A proposed collective action alleges the operators of Coconut Joe’s in Isle of Palms, South Carolina have paid workers less than minimum wage as the result of illegal tip pooling and unlawfully fired a server who left work after experiencing COVID-19 symptoms.
The plaintiff in the case says he worked at Coconut Joe’s in various positions, but primarily as a server, between July 2016 and May 2020. At the end of each shift, servers were required under restaurant policy to contribute three percent of their tips into a mandatory tip pool to be split between bartenders, hosts and expeditors (“expos”), who would each receive one percent of food and beverage sales, according to the suit.
The complaint alleges, however, that expos did not “customarily and regularly” receive tips given they worked entirely in the kitchen and had no regular contact with customers. Therefore, under the Fair Labor Standards Act (FLSA), the defendants’ requirement that servers share their tips with customarily non-tipped workers disqualified Coconut Joe’s from being permitted to apply to servers’ wages a tip credit that would reduce their pay below the minimum hourly rate, the plaintiff argues.
“Defendants were not entitled to reduce the minimum wage by applying the tip credit allowance that is available under 29 U.S.C § 203 (m) because Defendants enforced an illegal tip pool,” the complaint claims.
According to the suit, Coconut Joe’s was forced to temporarily close on March 18, 2020 due to South Carolina Governor Henry McMaster’s executive order requiring all restaurants to cease dine-in services in response to the COVID-19 pandemic.
On April 23, the case says, the plaintiff received a text from the restaurant’s manager, who is named as a defendant in the suit, inviting him to work 10 hours of maintenance per week for $18.00 per hour. Per the suit, it was stressed to the plaintiff that if he refused to accept the “offer,” Coconut Joe’s could not guarantee he would be brought back when the restaurant reopened.
The case says the plaintiff “needed his job so he returned to work,” performing maintenance tasks such as scrubbing garbage cans and deep cleaning the restaurant. According to the lawsuit, the plaintiff was never provided with a paycheck for the week of May 4, 2020 despite the defendants’ insistence that it had been mailed to him.
Coconut Joe’s reopened on May 4, 2020, the lawsuit says, with the plaintiff being asked to work as a fry cook despite spending almost all of his time prior as server. The plaintiff says that during his shift on May 12, he “started to have difficulty breathing” and informed his manager that he wasn’t feeling well. The manager allegedly told the plaintiff to speak with the defendant manager, the restaurant owner’s daughter, who instructed the plaintiff to “get back in the kitchen or he could find another job.”

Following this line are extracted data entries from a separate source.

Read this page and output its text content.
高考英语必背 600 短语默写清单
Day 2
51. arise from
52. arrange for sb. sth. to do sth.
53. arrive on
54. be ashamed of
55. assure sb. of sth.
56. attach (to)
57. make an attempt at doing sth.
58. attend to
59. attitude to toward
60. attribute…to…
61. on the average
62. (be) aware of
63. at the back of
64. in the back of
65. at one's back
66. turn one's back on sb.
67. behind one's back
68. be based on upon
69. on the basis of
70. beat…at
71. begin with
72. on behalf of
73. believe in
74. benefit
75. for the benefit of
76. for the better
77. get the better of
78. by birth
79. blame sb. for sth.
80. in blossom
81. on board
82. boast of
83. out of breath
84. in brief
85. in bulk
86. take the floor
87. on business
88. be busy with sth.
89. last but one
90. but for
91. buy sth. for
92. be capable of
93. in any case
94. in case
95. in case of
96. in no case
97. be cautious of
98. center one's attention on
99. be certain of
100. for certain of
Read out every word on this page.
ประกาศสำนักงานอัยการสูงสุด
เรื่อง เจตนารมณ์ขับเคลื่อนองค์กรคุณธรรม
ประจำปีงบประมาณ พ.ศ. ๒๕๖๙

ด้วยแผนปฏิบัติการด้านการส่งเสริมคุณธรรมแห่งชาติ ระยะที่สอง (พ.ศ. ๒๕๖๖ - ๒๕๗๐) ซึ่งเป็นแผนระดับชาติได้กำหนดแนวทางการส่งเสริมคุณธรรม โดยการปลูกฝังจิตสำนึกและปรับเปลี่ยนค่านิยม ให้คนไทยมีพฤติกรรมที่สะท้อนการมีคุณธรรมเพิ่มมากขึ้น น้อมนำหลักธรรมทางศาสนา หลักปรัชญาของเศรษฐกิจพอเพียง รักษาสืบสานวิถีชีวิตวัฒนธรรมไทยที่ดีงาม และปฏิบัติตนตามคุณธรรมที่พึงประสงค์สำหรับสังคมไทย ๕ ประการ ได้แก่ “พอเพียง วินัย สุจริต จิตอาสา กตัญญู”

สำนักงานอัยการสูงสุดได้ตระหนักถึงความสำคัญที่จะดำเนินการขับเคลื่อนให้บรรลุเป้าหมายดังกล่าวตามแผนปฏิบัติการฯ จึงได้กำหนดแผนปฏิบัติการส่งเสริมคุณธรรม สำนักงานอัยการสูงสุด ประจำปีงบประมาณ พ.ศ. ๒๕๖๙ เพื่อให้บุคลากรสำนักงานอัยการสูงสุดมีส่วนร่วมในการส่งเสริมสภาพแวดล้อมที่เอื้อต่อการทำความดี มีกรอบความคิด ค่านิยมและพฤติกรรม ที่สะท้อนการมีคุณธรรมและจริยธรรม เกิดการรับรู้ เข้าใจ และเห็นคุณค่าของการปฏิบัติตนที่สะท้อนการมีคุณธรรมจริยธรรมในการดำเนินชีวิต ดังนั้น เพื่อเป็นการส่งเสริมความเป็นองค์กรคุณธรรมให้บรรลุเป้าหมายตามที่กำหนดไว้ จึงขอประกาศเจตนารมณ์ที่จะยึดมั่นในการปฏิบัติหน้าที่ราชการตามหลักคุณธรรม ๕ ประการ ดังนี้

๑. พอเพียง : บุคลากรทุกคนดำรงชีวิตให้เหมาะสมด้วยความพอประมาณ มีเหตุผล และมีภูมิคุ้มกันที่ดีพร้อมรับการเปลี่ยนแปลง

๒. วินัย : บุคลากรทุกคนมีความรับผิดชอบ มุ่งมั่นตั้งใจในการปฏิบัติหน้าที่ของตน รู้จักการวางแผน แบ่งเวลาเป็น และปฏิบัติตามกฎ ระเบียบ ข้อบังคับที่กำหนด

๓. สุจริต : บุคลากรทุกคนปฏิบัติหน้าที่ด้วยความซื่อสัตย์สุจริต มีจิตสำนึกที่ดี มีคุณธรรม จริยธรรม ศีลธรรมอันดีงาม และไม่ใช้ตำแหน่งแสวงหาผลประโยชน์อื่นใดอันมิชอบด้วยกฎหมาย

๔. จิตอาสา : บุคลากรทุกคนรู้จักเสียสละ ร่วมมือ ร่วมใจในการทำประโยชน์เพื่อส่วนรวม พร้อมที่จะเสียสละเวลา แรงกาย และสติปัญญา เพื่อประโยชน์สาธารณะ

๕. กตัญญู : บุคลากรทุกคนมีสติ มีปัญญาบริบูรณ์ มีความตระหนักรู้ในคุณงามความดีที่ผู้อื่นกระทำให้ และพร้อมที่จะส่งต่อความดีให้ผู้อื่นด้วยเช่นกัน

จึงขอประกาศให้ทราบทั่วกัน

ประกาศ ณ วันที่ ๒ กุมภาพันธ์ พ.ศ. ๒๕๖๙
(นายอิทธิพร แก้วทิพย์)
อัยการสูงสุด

Fearing for his health and that of his coworkers, the plaintiff returned to his manager, stating, “I feel like I can't catch my breath and I need to see my doctor.” When asked if he thought his symptoms could be related to COVID-19, he answered affirmatively and again requested to visit his doctor, the suit says. After the manager instructed him to “[j]ust be sure you get a note,” the plaintiff clarified that he was not quitting his job and did not have “any intentions of quitting,” per the complaint.
The case claims that after the plaintiff left, the defendant manager sent him a text message stating, “Since you left without permission, we will take that as you quitting your job here at Coconut Joe’s.”
According to the suit, the plaintiff was diagnosed with a panic attack and sent a picture of the doctor’s note to the restaurant owner, who is also named as a defendant in the complaint. The plaintiff says he sent several text messages insisting to both individual defendants that he only left to seek medical treatment. Although the restaurant owner informed the plaintiff that he “would discuss it with him tomorrow,” the plaintiff says he never heard from the defendants after over a month of attempting to get his job back.
Per the complaint, Coconut Joe’s was sold in June 2020, with the former owner’s daughter continuing to hold a managerial position.
The lawsuit alleges that by terminating the plaintiff, the defendants violated the Families First Coronavirus Response Act, which guarantees paid sick time to employees who are unable to work due to COVID-19 symptoms and seek a medical diagnosis, as well as the FLSA’s anti-retaliation rule, which prohibits employers from retaliating against employees who engage in protected activities.
“The Defendants engaged in retaliatory conduct by terminating Plaintiff, even in the face of a perceived risk to the public health,” the suit alleges.
The plaintiff looks to represent all current and former servers who worked for the defendants “during the statutory period,” were not paid the federal minimum wage of $7.25 per hour, and were required to contribute a portion of their tips into a mandatory tip pool.